En acceptant de s'exprimer devant le Congrès américain à l'invitation des Républicains, le dirigeant israélien s'est attiré les foudres de la Maison Blanche et des démocrates, mais a aussi agacé la communauté juive américaine.

"Comme un nombre grandissant de juifs américains, je veux clarifier une chose : Netanyahou ne parle pas en mon nom." Ce sont les mots qu'a écrits le rabbin David Teutsch dans le "Huffington Post", la semaine dernière. Il précise qu'il n'avait jamais pris position publiquement contre un représentant israélien auparavant, mais que là, il ne pouvait ignorer la "catastrophe" que représente pour lui le discours du Premier ministre israélien prévu le 3 mars prochain, devant le Congrès américain.

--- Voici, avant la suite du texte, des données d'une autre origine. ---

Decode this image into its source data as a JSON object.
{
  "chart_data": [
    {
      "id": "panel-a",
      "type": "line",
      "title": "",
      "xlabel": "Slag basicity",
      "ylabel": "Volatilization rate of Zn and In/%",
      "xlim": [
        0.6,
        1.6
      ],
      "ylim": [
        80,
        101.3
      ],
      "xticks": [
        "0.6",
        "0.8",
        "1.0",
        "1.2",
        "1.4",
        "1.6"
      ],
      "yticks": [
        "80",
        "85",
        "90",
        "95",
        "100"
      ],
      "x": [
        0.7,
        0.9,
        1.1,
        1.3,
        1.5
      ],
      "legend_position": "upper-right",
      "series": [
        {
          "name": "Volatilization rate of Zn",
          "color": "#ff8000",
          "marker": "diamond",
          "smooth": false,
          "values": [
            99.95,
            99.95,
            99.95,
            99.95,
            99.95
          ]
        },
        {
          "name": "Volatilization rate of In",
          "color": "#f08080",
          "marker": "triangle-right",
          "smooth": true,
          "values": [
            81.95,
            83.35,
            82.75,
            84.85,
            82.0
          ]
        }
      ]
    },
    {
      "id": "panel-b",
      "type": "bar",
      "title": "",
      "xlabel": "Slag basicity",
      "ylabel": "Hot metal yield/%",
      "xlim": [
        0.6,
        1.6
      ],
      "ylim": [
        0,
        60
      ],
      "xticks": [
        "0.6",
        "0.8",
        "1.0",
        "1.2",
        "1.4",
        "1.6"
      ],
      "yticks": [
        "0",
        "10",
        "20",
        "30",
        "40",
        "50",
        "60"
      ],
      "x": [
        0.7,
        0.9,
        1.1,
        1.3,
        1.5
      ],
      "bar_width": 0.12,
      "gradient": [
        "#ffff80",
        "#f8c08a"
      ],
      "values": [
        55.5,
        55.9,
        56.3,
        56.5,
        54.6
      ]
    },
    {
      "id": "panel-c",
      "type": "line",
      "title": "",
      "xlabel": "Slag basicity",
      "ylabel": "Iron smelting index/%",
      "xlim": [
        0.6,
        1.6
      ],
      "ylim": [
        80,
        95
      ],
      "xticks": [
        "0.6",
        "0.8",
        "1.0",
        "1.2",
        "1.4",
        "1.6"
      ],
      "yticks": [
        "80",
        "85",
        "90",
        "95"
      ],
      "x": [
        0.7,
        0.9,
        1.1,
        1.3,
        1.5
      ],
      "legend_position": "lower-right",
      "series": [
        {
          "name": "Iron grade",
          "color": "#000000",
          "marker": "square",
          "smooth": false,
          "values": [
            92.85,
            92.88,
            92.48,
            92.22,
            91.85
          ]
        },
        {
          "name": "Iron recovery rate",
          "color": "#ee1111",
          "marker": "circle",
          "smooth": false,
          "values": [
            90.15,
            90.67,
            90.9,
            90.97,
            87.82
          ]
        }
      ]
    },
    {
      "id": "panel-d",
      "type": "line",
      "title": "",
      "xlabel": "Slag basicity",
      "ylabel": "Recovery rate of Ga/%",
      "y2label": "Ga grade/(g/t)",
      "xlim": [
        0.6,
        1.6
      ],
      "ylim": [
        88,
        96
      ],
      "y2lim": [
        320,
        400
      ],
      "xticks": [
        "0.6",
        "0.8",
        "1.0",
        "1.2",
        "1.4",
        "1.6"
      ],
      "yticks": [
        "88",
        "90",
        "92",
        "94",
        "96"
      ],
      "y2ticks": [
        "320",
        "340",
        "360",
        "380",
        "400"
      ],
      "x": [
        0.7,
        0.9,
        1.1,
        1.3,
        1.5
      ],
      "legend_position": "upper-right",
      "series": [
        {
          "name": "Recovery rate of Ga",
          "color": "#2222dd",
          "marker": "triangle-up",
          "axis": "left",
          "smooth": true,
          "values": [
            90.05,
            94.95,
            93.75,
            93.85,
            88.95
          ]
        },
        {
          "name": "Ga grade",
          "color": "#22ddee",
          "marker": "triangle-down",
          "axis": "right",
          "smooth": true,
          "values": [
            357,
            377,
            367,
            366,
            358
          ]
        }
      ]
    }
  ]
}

"La décision de Netanyahou d'accepter de s'adresser au Congrès à l'invitation des leaders républicains a asséné un grand coup aux liens historiques entre Israël et les États-Unis", poursuit David Teutsch, qui dirige le Centre d'éthique juive à Philadelphie, alors que cette démarche représente une "rupture du protocole", comme l'avait relevé la Maison Blanche. "Prendre le parti des républicains est une attaque contre le président Obama et le parti démocrate", estime le religieux.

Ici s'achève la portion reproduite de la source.